I’m a postgraduate student at UNI-RIO (Federal University of the Rio de Janeiro State), and I’m looking at the network virtualization area as a possible focus for my dissertation.
Last months I gave a deep dive into OpenFlow and got in contact with NOX, FlowVisor, some tutorials that happened in SBRC 2010 and, last week, with QuagFlow (found the poster PDF through Google Scholar).
Please, I would like to ask: do you have any public documentation about your project beyond the poster? It could be a more detailed or “under the hood” view, tutorial, anything!
My only interest is in getting into contact with the state-of-the art in the area and, maybe, searching for a interesting contribution to make.
Again, congrats and success!
Carlos.
Hi Carlos,
thanks for your comment! Your request is very timely as we are currently working out the best way to go public with the project. We still need to resolve some issues regarding license and so on.

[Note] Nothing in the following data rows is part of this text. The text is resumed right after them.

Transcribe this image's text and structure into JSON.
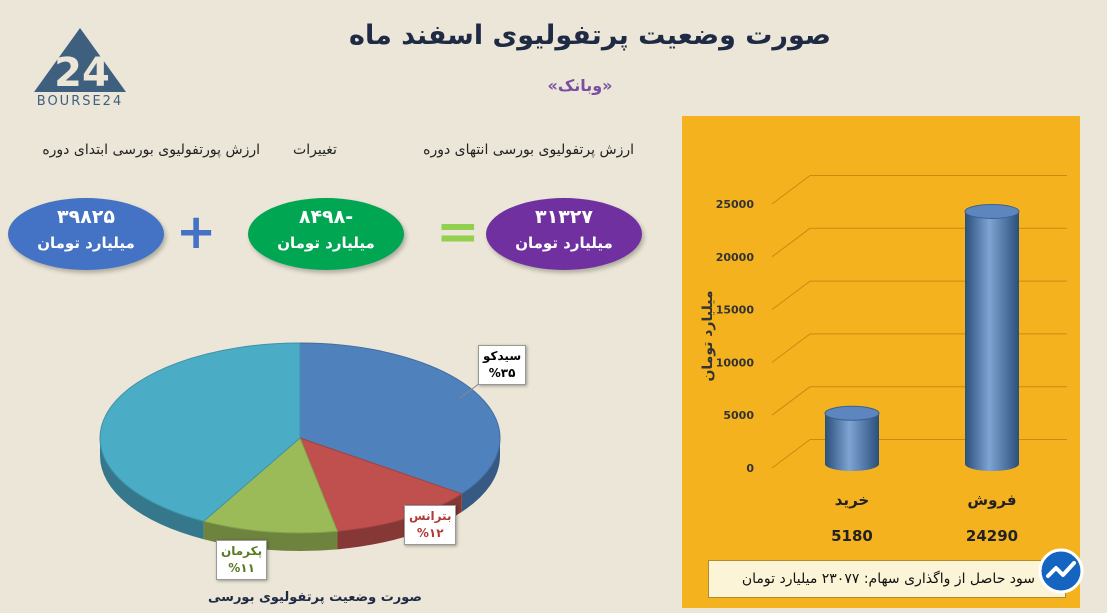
{
  "page": {
    "title": "صورت وضعیت پرتفولیوی اسفند ماه",
    "subtitle": "«وبانک»",
    "logo_text": "BOURSE24",
    "logo_mark": "24"
  },
  "equation": {
    "start": {
      "header": "ارزش پورتفولیوی بورسی ابتدای دوره",
      "value": "۳۹۸۲۵",
      "unit": "میلیارد تومان",
      "color": "#4472c4"
    },
    "plus_sign": "+",
    "change": {
      "header": "تغییرات",
      "value": "-۸۴۹۸",
      "unit": "میلیارد تومان",
      "color": "#00a651"
    },
    "equals_sign": "=",
    "end": {
      "header": "ارزش پرتفولیوی بورسی انتهای دوره",
      "value": "۳۱۳۲۷",
      "unit": "میلیارد تومان",
      "color": "#7030a0"
    }
  },
  "chart_data": [
    {
      "type": "pie",
      "title": "صورت وضعیت پرتفولیوی بورسی",
      "slices": [
        {
          "label": "سیدکو",
          "percent_label": "%۳۵",
          "value": 35,
          "color": "#4f81bd"
        },
        {
          "label": "بترانس",
          "percent_label": "%۱۲",
          "value": 12,
          "color": "#c0504d"
        },
        {
          "label": "پکرمان",
          "percent_label": "%۱۱",
          "value": 11,
          "color": "#9bbb59"
        },
        {
          "label": "",
          "percent_label": "",
          "value": 42,
          "color": "#4bacc6"
        }
      ],
      "style": "3d"
    },
    {
      "type": "bar",
      "style": "3d-cylinder",
      "categories": [
        "خرید",
        "فروش"
      ],
      "values": [
        5180,
        24290
      ],
      "value_labels": [
        "5180",
        "24290"
      ],
      "ylabel": "میلیارد تومان",
      "ylim": [
        0,
        25000
      ],
      "yticks": [
        "0",
        "5000",
        "10000",
        "15000",
        "20000",
        "25000"
      ],
      "grid": true,
      "bar_color": "#4f81bd",
      "background": "#f5b21f"
    }
  ],
  "summary": {
    "text": "سود حاصل از واگذاری سهام: ۲۳۰۷۷ میلیارد تومان"
  }
}
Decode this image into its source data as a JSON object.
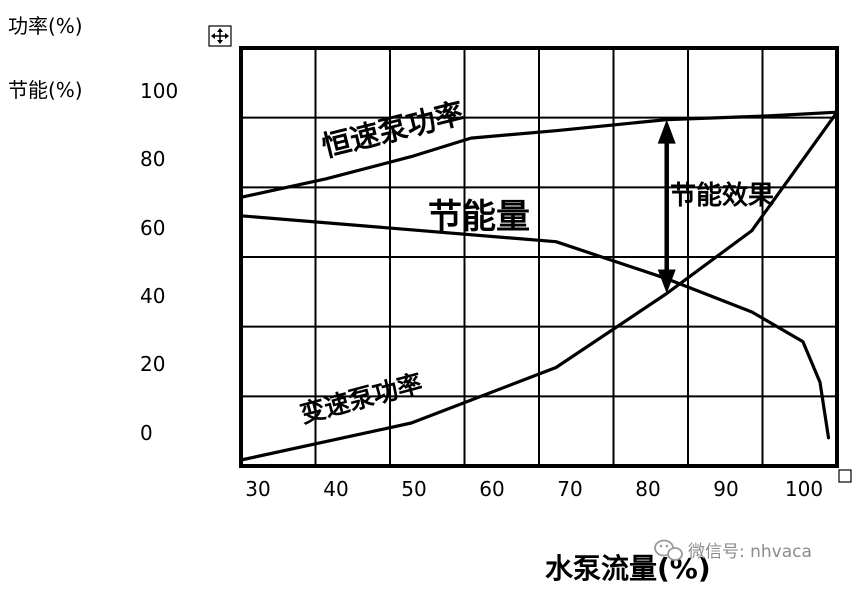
{
  "labels": {
    "power_axis": "功率(%)",
    "saving_axis": "节能(%)",
    "x_axis": "水泵流量(%)",
    "watermark": "微信号: nhvaca"
  },
  "chart_data": {
    "type": "line",
    "xlabel": "水泵流量(%)",
    "ylabel": "功率(%)",
    "ylabel2": "节能(%)",
    "x_ticks": [
      "30",
      "40",
      "50",
      "60",
      "70",
      "80",
      "90",
      "100"
    ],
    "y_ticks": [
      "100",
      "80",
      "60",
      "40",
      "20",
      "0"
    ],
    "xlim": [
      30,
      100
    ],
    "ylim": [
      0,
      100
    ],
    "grid": true,
    "series": [
      {
        "name": "恒速泵功率",
        "points": [
          [
            30,
            71
          ],
          [
            40,
            76
          ],
          [
            50,
            82
          ],
          [
            57,
            87
          ],
          [
            67,
            89
          ],
          [
            80,
            92
          ],
          [
            92,
            93
          ],
          [
            100,
            94
          ]
        ]
      },
      {
        "name": "变速泵功率",
        "points": [
          [
            30,
            0
          ],
          [
            50,
            10
          ],
          [
            67,
            25
          ],
          [
            80,
            45
          ],
          [
            90,
            62
          ],
          [
            100,
            94
          ]
        ]
      },
      {
        "name": "",
        "points": [
          [
            30,
            66
          ],
          [
            67,
            59
          ],
          [
            80,
            49
          ],
          [
            90,
            40
          ],
          [
            96,
            32
          ],
          [
            98,
            21
          ],
          [
            99,
            6
          ]
        ]
      }
    ],
    "annotations": [
      {
        "text": "恒速泵功率"
      },
      {
        "text": "变速泵功率"
      },
      {
        "text": "节能量"
      },
      {
        "text": "节能效果"
      }
    ],
    "arrow": {
      "x": 80,
      "y_from": 92,
      "y_to": 45
    }
  }
}
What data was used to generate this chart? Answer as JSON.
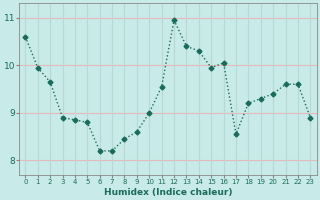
{
  "x": [
    0,
    1,
    2,
    3,
    4,
    5,
    6,
    7,
    8,
    9,
    10,
    11,
    12,
    13,
    14,
    15,
    16,
    17,
    18,
    19,
    20,
    21,
    22,
    23
  ],
  "y": [
    10.6,
    9.95,
    9.65,
    8.9,
    8.85,
    8.8,
    8.2,
    8.2,
    8.45,
    8.6,
    9.0,
    9.55,
    10.95,
    10.4,
    10.3,
    9.95,
    10.05,
    8.55,
    9.2,
    9.3,
    9.4,
    9.6,
    9.6,
    8.9
  ],
  "xlabel": "Humidex (Indice chaleur)",
  "xlim": [
    -0.5,
    23.5
  ],
  "ylim": [
    7.7,
    11.3
  ],
  "yticks": [
    8,
    9,
    10,
    11
  ],
  "xticks": [
    0,
    1,
    2,
    3,
    4,
    5,
    6,
    7,
    8,
    9,
    10,
    11,
    12,
    13,
    14,
    15,
    16,
    17,
    18,
    19,
    20,
    21,
    22,
    23
  ],
  "line_color": "#1a6b5a",
  "bg_color": "#c8eae8",
  "grid_color_h": "#e8b8b8",
  "grid_color_v": "#b8d8d5",
  "marker": "D",
  "markersize": 2.5,
  "linewidth": 1.0
}
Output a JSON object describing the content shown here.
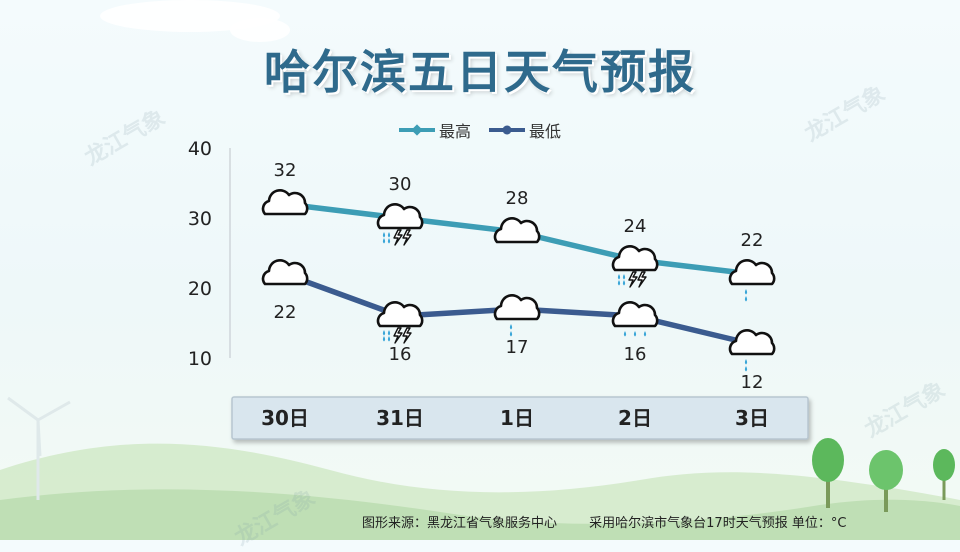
{
  "title": "哈尔滨五日天气预报",
  "watermark": "龙江气象",
  "footer": {
    "source": "图形来源：黑龙江省气象服务中心",
    "note": "采用哈尔滨市气象台17时天气预报 单位：°C"
  },
  "colors": {
    "high": "#3d9db5",
    "low": "#3b5b8f",
    "title": "#2f6a8c",
    "date_bar": "#d9e6ee"
  },
  "chart_data": {
    "type": "line",
    "categories": [
      "30日",
      "31日",
      "1日",
      "2日",
      "3日"
    ],
    "ylim": [
      10,
      40
    ],
    "yticks": [
      10,
      20,
      30,
      40
    ],
    "legend_position": "top-center",
    "series": [
      {
        "name": "最高",
        "values": [
          32,
          30,
          28,
          24,
          22
        ],
        "icons": [
          "cloud-icon",
          "thunderstorm-icon",
          "cloud-icon",
          "thunderstorm-icon",
          "light-rain-icon"
        ]
      },
      {
        "name": "最低",
        "values": [
          22,
          16,
          17,
          16,
          12
        ],
        "icons": [
          "cloud-icon",
          "thunderstorm-icon",
          "light-rain-icon",
          "rain-icon",
          "light-rain-icon"
        ]
      }
    ]
  }
}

We are really looking forward to create a community around the QuagFlow paradigm on hardware-accelerated open-source software routers. Contributions in any form will be more than welcome! We will notify you as soon as we have some news.
In the meanwhile, and as you pointed to virtualization as a possible focus for your research work, I can share with you one specific topic that deserves deeper thoughts. As today, our hypervisor-based virtualization approach naively dedicates one VM for each Quagga instance.
The VM resource requirements of Quagga are low (memory footprint and computational overhead), especially if we use a lightweight linux distribution to run only Quagga with some additional tools.
As we scale up the number of switches and Quagga instances, we need however to optimize the design of the virtualized control plane.
One area we want to explore is moving towards container-based virtualization approaches such as OpenVZ or
Linux-VServer.
The following paper provides an excellent overview of the state of the art: http://www.cs.princeton.edu/~mef/research/vserver/paper.pdf
IMO, one interesting research topic would be understanding the tradeoffs (e.g., isolation vs. efficiency) of the different virtualization approaches and make a clever design choice for the purposes of the QuagFlow virtual routing services. Let me know what you think. We can continue the conversation via E-Mail if you like.